Après un accident survenu en Australie le 8 mai 2008 causé par la rupture d'un des câbles de commande de la gouverne de profondeur d'un aéronef Champion 7GCBC semblable à l'aéronef en cause, l'Australian Civil Aviation Safety Authority a publié une consigne de navigabilitéNote de bas de page 2 pour aviser les TEA et les exploitants des risques de rupture en vol de ces câbles. On a établi que la rupture dans cet événement résultait d'un cumul d'effets causés par des criques de fatigue et une non-conformité du câble aux normes de fabrication reconnues. Toutefois, ce câble ne présentait pas les signes d'usure constatés sur le câble de l'aéronef en cause dans l'événement à l'étude.

Dans sa consigne de navigabilité, l'Australian Civil Aviation Safety Authority a émis la recommandation suivante aux exploitants et TEA australiens [traduction] :

Tous les câbles de commande de vol de tous les aéronefs [Champion] doivent être soumis à une inspection approfondie immédiate, et à des inspections fréquentes par la suite, conformément à l'alinéa 7-149(d) de l'article 8 du chapitre 7 de la circulaire d'information 43-13-1B de la Federal Aviation Administration, particulièrement aux endroits où ils sont en contact avec des poulies et des guide-câblesNote de bas de page 3.

Toutefois, cette consigne ne s'applique qu'à l'Australie.

Maintenance et inspection de l'aéronef

Le manuel d'entretien de l'avionneur du Champion 7GCAANote de bas de page 4 en vigueur au moment de l'accident survenu en Australie et de l'événement à l'étude comprend un calendrier de maintenance exigeant une inspection visuelle de tous les câbles de commande à un intervalle de 100 heures et des inspections annuelles.

Le 23 mai 2018, l'avionneur a publié une lettre de serviceNote de bas de page 5 relative aux câbles de la commande de profondeur.
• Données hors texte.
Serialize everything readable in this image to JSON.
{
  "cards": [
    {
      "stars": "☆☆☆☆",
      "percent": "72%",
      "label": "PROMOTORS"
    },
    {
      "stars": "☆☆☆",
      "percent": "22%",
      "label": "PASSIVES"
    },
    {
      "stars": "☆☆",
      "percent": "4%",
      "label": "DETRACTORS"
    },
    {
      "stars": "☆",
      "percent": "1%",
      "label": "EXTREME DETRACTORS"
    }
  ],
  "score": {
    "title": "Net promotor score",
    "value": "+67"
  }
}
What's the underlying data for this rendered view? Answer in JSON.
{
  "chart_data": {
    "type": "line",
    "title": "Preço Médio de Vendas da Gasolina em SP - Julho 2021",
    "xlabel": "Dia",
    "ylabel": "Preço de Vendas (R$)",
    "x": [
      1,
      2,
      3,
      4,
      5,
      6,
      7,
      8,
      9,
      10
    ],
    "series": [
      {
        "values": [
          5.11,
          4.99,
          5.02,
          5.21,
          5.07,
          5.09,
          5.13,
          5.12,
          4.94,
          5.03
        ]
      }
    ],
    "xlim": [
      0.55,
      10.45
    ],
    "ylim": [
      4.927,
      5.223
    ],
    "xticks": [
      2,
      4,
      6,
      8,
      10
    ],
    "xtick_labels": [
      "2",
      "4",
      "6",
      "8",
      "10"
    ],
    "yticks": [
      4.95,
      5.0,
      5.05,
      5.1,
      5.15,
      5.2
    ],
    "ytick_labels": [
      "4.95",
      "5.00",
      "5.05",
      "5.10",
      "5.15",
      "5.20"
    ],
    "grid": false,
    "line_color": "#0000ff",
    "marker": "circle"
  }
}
Cette lettre de service comprenait une procédure d'inspection détaillée étoffant les inspections visuelles précédemment requises, mettant l'accent sur les points de contact des câbles sur les poulies, et contenant des renseignements sur les types d'anomalies pouvant être constatés. La lettre comprenait également une nouvelle exigence de remplacement de ces câbles à un intervalle de 1000 heures. Cette lettre de service avait été publiée après la dernière inspection annuelle de l'aéronef en cause dans l'événement à l'étude.

En vertu des exigences d'inspection annuelle des petits aéronefs privés du Canada, définies à l'appendice B de la norme 625 du Règlement de l'aviation canadien, la révision périodique doit comprendre les éléments à inspecter listés dans la partie I de l'appendice ou, encore, peut être effectuée conformément au calendrier de maintenance du constructeur pourvu que tous les éléments pertinents soient compris.

Parmi les éléments à inspecter listés dans la partie I de la norme, celui qui comprend les câbles de commande se lit comme suit :

Systèmes et composants – l'inspecter en vue d'y déceler un montage défectueux, des défectuosités apparentes ou un fonctionnement insatisfaisantNote de bas de page 6.

Cette liste d'éléments à inspecter est plus détaillée pour d'autres parties d'un aéronef, dont le groupe train d'atterrissage, lequel est divisé en 10 éléments précis et distincts.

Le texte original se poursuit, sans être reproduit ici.